Remember two weeks ago when the World Health Organization said bacon causes bowel cancer and red meat “probably” does? That was a pretty bad day. Well, science is really on a roll lately, because now there’s news that doctors at the University of Texas’s MD Anderson Cancer Center have tied all meat to another type of cancer, of the kidney this time.

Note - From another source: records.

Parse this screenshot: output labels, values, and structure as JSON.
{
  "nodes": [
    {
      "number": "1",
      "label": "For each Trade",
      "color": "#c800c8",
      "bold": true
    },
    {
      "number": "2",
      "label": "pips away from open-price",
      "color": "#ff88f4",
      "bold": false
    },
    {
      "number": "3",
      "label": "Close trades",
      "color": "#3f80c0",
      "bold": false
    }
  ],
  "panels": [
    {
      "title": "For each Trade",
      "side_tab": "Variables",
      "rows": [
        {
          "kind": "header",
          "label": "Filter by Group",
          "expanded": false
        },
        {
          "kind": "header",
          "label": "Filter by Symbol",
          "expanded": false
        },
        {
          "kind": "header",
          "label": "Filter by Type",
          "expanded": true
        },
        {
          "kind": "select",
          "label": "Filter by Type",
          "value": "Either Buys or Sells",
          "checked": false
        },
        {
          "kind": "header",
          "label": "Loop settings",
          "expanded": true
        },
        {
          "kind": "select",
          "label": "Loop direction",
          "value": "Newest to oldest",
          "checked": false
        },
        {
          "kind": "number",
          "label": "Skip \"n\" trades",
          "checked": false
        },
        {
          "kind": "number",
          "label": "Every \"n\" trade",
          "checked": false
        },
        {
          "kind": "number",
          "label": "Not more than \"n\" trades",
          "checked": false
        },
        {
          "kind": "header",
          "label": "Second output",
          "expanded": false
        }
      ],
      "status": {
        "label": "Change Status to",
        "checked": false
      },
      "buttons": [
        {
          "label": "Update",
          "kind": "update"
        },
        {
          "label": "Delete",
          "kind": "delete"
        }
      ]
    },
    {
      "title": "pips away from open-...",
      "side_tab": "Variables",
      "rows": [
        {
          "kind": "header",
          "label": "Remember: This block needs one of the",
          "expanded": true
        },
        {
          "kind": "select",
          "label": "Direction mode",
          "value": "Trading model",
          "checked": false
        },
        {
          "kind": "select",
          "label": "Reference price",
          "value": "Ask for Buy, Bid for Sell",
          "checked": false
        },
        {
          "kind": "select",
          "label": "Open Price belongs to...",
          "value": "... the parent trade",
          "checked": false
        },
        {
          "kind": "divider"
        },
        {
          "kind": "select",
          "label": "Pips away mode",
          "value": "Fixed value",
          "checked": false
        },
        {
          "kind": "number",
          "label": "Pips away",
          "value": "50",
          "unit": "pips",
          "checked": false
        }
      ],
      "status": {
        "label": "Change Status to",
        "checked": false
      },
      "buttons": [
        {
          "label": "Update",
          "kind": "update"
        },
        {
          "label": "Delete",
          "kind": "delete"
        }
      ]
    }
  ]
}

This team wanted to investigate the possible link between meat in people’s diets and the disease, so they compared 659 patients with kidney cancer to 699 people with no cancer. They asked everybody what kinds of meat they ate and how they cooked it, then got genetic makeups to look for any biological ties. Their conclusion, published in the journal Cancer: Eating meat carries a higher risk of kidney cancer, and people who grill it first — red or white, so T-bones, turkey legs, chicken breasts, it doesn’t matter — have the greatest risk of all. To make things worse still, they also say two genetic mutations in particular were “significantly associated” with kidney cancer (although, sorry — neither NBC News nor the study’s abstract mentions what those are).
The study’s findings fit the WHO’s ruling on red meat, but cancer experts have long argued grilling or barbecuing is, from a health standpoint, sort of akin to subjecting your meat to cigarette smoke. These researchers say so-called “exposure to meat cooking mutagens” is the best explanation for why the rate of kidney cancer is on the rise. But it’s still a solid six months until next grilling season, so just imagine how good the veggie-burger game will be by then.